“Yes,” said the old gentleman, well pleased to find a go-between who perhaps might say his say for him.

“Very well; go into Amélie’s bedroom,” said the controller of excise, likewise well pleased at the prospect of a duel which possibly might make Mme. de Bargeton a widow, while it put a bar between her and Lucien, the cause of the quarrel. Then Châtelet went to M. de Chandour.

“Stanislas,” he said, “here comes Bargeton to call you to account, no doubt, for the things you have been saying about Naïs. Go into your wife’s room, and behave, both of you, like gentlemen. Keep the thing quiet, and make a great show of politeness, behave with phlegmatic British dignity, in short.”

In another minute Stanislas and Châtelet went to Bargeton.

“Sir,” said the injured husband, “do you say that you discovered Mme. de Bargeton and M. de Rubempré in an equivocal position?”

“M. Chardon,” corrected Stanislas, with ironical stress; he did not take Bargeton seriously.
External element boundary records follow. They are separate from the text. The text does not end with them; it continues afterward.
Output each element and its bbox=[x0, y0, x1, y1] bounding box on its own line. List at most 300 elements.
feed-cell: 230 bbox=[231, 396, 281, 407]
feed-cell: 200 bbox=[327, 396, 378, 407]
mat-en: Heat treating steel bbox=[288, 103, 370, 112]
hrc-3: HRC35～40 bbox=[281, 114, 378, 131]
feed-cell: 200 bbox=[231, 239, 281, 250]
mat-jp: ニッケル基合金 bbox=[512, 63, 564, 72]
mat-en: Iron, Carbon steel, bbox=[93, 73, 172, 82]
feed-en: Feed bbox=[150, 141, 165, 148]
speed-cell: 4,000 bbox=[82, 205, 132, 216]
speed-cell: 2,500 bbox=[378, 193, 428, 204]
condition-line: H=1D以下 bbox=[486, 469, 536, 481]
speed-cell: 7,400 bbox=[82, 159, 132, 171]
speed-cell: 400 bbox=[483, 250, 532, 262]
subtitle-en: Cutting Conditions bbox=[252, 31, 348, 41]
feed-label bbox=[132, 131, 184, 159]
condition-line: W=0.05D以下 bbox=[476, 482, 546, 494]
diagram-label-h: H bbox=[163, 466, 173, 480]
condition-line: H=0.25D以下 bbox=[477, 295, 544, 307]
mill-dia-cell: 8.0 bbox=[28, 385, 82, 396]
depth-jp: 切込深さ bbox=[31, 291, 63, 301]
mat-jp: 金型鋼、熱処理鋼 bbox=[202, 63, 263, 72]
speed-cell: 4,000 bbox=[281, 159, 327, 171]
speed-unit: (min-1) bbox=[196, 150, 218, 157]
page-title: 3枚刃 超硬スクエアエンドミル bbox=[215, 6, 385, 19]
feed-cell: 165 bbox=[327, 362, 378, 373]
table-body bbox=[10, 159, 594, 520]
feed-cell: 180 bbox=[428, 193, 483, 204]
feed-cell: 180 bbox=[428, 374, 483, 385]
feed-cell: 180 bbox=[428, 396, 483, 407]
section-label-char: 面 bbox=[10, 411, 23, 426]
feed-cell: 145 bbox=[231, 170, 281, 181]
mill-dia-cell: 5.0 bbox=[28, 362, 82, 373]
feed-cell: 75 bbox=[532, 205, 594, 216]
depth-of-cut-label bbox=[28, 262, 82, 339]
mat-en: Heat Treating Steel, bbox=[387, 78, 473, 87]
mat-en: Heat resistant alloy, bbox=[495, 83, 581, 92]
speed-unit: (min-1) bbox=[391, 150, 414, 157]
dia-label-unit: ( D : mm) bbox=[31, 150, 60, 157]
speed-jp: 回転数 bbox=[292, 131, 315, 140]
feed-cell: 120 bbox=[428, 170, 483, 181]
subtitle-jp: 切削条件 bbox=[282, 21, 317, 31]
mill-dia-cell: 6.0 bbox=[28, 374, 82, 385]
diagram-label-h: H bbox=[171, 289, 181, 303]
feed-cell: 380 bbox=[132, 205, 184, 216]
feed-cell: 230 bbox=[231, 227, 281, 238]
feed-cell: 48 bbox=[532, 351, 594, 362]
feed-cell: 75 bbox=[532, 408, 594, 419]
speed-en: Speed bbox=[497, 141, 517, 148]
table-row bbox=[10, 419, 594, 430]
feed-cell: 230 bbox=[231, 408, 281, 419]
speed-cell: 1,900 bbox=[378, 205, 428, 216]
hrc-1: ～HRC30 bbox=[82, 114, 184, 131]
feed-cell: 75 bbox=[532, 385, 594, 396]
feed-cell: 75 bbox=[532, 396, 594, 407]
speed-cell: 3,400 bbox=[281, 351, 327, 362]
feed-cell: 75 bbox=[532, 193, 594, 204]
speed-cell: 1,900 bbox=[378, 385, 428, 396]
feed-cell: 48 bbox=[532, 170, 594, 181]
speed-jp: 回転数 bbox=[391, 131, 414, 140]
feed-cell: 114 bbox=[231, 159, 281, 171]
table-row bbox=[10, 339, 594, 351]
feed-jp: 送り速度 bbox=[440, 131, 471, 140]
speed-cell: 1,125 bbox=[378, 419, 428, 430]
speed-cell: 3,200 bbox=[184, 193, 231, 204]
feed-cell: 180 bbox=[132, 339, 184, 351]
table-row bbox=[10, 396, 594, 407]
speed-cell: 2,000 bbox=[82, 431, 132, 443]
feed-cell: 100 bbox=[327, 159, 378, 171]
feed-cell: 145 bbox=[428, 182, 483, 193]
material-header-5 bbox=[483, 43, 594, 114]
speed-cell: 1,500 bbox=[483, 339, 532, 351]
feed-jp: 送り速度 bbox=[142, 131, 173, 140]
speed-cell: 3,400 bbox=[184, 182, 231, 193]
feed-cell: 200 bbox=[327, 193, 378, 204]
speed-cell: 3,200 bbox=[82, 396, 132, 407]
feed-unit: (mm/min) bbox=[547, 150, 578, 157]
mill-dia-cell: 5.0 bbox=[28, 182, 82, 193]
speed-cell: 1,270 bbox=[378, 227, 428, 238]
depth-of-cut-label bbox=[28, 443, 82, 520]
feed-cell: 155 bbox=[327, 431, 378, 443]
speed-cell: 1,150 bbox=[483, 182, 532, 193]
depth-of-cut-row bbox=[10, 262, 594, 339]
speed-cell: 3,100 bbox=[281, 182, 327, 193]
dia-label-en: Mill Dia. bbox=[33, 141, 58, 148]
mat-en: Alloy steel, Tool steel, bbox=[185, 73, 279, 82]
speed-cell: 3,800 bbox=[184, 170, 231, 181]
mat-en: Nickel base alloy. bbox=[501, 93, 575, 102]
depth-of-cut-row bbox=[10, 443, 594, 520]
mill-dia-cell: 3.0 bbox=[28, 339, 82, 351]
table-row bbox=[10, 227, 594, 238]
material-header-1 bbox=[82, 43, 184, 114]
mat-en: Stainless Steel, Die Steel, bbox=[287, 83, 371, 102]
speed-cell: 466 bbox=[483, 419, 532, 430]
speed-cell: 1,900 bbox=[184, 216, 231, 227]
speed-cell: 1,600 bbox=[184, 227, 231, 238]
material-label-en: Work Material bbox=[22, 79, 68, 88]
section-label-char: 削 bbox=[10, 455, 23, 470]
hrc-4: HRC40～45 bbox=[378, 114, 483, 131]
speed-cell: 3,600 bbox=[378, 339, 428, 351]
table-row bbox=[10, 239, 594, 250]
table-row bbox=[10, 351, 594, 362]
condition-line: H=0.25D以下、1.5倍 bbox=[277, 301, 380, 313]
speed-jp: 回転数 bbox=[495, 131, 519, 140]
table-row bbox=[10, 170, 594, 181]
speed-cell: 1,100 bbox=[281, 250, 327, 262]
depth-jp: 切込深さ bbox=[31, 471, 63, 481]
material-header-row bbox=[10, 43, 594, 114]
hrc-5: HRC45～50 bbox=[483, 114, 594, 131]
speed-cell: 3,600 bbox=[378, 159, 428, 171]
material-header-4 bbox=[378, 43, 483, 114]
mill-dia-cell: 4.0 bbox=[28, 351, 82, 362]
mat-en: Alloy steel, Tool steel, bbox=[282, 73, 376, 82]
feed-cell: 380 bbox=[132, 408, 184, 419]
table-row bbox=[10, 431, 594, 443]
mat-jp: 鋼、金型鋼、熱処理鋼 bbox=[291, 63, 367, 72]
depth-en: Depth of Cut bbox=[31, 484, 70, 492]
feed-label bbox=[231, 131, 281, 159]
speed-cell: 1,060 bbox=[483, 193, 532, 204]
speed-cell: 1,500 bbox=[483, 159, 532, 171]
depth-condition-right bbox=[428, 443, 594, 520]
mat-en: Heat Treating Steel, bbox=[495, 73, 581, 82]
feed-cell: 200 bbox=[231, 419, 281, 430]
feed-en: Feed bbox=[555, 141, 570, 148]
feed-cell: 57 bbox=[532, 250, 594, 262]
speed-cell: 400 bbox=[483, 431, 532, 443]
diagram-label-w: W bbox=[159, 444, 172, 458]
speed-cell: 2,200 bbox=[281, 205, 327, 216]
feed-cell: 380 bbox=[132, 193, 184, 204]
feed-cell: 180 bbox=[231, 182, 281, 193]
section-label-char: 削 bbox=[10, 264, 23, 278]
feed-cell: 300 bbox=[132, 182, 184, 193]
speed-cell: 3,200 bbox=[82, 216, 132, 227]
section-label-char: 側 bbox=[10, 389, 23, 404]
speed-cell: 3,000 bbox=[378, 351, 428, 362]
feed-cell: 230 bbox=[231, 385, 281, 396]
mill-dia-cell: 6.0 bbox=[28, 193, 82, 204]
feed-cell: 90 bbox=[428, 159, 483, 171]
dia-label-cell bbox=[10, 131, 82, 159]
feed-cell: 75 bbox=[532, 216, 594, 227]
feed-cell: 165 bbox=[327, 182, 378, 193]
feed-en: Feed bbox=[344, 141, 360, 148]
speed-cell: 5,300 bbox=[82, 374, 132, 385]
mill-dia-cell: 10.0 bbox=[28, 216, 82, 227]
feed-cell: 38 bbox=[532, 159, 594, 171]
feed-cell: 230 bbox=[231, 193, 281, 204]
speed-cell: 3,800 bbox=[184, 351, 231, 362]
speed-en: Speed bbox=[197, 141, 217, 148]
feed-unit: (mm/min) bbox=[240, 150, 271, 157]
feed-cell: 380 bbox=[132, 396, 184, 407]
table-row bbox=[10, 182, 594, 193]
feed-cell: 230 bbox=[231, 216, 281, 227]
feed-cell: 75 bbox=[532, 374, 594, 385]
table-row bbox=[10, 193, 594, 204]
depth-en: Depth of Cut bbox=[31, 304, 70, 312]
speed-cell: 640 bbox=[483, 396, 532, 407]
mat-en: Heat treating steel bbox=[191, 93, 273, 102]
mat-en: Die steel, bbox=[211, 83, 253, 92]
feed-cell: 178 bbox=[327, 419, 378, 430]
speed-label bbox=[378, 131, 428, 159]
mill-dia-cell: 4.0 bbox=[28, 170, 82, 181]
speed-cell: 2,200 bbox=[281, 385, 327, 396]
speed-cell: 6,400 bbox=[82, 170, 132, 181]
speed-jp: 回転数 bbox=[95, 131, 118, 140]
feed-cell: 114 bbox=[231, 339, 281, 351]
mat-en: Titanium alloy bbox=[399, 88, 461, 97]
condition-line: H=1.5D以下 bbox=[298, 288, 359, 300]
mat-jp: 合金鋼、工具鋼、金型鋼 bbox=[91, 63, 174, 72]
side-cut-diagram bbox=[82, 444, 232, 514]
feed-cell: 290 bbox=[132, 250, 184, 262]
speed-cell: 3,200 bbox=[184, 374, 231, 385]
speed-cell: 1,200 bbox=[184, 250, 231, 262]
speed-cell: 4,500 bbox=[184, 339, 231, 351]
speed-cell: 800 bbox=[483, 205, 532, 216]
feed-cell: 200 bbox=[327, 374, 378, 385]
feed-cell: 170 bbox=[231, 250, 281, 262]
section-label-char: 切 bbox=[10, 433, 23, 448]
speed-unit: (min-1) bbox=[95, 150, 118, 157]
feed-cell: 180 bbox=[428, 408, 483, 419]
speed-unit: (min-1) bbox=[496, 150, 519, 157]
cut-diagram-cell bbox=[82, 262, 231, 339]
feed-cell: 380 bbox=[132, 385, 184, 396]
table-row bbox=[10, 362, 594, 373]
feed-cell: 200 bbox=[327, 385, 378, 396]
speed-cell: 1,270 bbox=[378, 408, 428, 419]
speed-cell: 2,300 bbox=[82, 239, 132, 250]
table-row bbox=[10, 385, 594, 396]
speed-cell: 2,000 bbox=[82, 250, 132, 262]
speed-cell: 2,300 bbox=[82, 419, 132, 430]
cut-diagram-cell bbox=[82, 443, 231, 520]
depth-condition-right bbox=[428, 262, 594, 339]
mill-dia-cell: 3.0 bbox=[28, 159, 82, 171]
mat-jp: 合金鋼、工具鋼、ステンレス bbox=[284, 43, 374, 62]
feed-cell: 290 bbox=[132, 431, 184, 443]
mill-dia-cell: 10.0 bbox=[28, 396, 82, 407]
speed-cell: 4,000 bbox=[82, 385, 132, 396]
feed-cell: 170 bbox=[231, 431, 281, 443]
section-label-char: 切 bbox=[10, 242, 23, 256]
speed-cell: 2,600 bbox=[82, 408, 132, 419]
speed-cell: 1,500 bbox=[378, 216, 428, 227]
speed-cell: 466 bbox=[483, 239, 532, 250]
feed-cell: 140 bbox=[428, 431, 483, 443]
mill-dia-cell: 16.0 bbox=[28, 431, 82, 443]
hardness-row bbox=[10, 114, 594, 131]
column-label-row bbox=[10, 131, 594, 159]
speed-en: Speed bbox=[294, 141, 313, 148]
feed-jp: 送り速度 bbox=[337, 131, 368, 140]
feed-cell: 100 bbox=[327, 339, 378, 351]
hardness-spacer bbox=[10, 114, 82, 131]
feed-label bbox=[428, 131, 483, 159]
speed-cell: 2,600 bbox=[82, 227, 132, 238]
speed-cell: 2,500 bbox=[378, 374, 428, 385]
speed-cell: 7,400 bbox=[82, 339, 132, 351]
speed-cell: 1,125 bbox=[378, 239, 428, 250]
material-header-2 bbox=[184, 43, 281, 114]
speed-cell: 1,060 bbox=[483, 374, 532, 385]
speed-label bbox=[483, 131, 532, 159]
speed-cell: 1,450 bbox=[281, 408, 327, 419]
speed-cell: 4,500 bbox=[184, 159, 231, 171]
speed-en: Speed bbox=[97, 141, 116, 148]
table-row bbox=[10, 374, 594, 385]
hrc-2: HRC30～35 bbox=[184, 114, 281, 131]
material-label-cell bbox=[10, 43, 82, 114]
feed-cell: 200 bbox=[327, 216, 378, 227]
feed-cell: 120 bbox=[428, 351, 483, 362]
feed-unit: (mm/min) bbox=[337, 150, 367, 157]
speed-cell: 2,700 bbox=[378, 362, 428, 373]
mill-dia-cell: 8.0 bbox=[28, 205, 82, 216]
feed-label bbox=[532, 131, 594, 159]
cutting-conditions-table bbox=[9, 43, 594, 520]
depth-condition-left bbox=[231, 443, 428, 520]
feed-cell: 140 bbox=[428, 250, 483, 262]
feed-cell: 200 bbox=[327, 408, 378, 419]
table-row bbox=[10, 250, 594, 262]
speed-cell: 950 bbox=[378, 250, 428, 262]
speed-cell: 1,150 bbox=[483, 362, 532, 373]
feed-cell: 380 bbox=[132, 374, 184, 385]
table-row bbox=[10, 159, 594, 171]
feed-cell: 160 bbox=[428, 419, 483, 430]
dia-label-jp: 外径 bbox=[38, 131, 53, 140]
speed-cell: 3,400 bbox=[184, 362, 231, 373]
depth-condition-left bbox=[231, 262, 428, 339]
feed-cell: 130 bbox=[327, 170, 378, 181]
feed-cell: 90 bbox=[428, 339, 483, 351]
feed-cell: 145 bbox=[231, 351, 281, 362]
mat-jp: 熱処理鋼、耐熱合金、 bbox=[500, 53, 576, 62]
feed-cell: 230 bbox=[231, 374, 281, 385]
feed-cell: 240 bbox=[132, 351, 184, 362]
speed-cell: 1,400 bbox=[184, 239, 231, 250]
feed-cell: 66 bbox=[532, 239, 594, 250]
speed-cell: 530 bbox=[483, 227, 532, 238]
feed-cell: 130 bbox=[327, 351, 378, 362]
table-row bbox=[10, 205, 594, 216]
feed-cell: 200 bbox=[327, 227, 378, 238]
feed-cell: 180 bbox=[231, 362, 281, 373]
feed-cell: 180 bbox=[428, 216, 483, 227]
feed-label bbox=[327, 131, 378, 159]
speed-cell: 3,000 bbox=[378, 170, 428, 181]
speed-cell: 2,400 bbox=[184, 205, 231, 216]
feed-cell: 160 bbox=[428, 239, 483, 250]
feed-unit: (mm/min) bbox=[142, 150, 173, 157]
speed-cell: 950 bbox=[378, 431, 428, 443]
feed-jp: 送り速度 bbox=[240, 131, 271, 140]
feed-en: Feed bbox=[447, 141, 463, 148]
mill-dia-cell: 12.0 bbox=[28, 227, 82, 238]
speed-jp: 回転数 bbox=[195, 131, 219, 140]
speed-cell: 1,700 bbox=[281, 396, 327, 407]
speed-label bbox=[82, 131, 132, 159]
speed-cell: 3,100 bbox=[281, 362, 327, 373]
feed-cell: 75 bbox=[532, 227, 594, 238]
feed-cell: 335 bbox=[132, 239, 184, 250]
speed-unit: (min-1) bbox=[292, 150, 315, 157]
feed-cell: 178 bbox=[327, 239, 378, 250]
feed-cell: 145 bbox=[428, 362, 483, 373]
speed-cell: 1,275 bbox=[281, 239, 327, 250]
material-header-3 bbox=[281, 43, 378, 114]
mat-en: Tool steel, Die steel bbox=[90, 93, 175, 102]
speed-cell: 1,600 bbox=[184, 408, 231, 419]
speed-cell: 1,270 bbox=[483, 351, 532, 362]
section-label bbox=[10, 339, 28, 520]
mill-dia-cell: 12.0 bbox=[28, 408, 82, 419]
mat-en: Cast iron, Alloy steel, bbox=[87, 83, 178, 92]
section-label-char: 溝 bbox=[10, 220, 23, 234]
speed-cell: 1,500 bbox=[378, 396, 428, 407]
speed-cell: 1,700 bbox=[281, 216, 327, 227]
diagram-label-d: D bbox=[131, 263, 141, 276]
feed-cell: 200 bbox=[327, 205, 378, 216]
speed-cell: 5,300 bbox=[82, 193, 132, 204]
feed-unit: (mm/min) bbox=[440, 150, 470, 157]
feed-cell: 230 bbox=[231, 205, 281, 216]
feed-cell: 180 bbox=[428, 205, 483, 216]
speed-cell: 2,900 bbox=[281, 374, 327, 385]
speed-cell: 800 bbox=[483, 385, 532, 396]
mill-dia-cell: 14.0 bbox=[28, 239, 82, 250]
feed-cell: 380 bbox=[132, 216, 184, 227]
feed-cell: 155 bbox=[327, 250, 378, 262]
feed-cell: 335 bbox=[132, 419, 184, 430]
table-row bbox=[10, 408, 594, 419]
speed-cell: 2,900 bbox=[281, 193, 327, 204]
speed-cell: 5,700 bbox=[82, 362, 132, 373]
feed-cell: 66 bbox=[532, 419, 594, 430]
“So be it,” answered the other. “If you do not withdraw your assertions at once before the company now in your house, I must ask you to look for a second. My father-in-law, M. de Nègrepelisse, will wait upon you at four o’clock to-morrow morning. Both of us may as well make our final arrangements, for the only way out of the affair is the one that I have indicated. I choose pistols, as the insulted party.”

This was the speech that M. de Bargeton had ruminated on the way; it was the longest that he had ever made in life. He brought it out without excitement or vehemence, in the simplest way in the world. Stanislas turned pale. “After all, what did I see?” said he to himself.

Put between the shame of eating his words before the whole town, and hideous fear, that caught him by the throat with burning fingers; confronted by this mute personage, who seemed in no humor to stand nonsense, Stanislas chose the more remote peril.

“All right. To-morrow morning,” he said, thinking that the matter might be arranged somehow or other.